In Limpach prallten am Donnerstag drei Panzer ineinander. Es flossen rund 500 Liter Treibstoff auf die Strasse.

Drei Radschützenpanzern der Sorte Piranha stiessen zusammen.

Drei Radschützenpanzern der Sorte Piranha stiessen zusammen.

(Bild: M. Arnold)

Am Donnerstag um 12.30 Uhr kam es auf der Bätterkindenstrasse in Limpach zu einem Auffahrunfall mit drei Radschützenpanzern der Sorte Piranha. Dabei wurden nach ersten Erkenntnissen drei Soldaten verletzt - laut Daniel Reist, Mediensprecher der Armee, zwei davon leicht und einer leicht bis mittelschwer. Die Soldaten wurden mit der Ambulanz ins Spital gebracht. Eine Leserreporterin berichtete, dass die Strasse am Nachmittag weiträumig abgesperrt worden sei.

Beim Unfall lief Treibstoff aus, weil beim Aufprall die Tanks der Panzer aufgeschlitzt worden seien.
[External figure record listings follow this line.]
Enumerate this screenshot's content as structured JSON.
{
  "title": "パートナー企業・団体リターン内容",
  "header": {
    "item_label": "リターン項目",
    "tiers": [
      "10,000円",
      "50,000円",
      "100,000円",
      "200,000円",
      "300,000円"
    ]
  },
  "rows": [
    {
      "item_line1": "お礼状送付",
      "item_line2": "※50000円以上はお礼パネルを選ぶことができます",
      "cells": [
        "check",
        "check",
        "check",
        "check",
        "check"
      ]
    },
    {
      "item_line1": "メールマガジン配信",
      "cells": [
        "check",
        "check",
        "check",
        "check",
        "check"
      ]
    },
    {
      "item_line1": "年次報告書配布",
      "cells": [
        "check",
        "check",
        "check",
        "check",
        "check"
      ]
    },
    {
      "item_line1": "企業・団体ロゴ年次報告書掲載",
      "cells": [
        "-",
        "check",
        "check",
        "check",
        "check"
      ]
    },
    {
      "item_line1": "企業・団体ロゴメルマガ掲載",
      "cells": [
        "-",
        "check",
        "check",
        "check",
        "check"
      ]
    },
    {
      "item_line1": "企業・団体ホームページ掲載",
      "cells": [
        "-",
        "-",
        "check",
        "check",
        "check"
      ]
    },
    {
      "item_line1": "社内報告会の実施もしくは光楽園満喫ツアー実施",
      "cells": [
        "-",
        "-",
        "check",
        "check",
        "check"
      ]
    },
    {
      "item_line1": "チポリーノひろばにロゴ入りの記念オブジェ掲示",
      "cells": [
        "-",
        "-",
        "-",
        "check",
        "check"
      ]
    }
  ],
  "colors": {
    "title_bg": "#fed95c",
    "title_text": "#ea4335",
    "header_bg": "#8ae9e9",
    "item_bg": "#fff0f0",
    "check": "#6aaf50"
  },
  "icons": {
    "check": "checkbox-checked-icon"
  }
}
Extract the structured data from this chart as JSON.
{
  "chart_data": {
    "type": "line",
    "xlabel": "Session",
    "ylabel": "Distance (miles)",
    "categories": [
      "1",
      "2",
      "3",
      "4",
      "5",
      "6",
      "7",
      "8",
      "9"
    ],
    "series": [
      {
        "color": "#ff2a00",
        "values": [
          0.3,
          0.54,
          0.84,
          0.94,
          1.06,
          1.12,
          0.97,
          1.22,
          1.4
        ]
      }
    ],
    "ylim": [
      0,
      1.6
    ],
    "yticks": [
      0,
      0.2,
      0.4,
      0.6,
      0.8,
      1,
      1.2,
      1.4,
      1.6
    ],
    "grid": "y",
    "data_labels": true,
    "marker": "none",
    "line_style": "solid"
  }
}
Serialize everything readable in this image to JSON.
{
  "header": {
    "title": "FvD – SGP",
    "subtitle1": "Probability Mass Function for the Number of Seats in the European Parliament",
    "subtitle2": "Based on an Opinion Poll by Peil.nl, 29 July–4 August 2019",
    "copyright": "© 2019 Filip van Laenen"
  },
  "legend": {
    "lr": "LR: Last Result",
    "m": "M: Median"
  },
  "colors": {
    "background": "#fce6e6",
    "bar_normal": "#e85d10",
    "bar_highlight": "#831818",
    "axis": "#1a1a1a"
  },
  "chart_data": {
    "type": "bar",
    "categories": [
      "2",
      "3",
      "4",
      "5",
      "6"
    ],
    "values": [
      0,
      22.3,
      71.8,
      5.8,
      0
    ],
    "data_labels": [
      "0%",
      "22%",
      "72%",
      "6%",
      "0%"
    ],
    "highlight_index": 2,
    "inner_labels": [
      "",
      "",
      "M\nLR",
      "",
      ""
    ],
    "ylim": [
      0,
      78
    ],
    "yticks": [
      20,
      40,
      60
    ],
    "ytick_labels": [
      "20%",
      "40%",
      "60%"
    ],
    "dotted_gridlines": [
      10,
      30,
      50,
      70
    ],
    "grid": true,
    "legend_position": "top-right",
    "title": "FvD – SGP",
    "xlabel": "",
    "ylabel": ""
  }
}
Laut Reist flossen rund 500 Liter auf die Strasse: «Wegen dieser Menge wissen wir auch, dass mehrere Tanks betroffen waren.» Aufgeboten wurden deshalb auch die Öl- und Feuerwehr.

Der Unfall fand laut Reist während einer «ganz normalen Verschiebung» statt, stationiert seien die Soldaten in Münchenbuchsee. Wie viele Rekruten in den Unfall verwickelt waren und wie es genau zum Crash kam, untersucht zurzeit die Militärjustiz.

Auffahrunfälle mit Panzern passieren selten. Der letzte liegt laut Mediensprecher Reist neun Jahre zurück. Im November 2010 verletzten sich auf dem Waffenplatz Bure im Jura 16 Rekruten, sechs davon schwer. Offenbar bremste damals der erste Panzer in einer Viererkolonne ab, worauf sie ineinander krachten. Die Radschützenpanzer können über 100 km/h fahren und haben keine Knautschzone, weil alles aus Metall ist.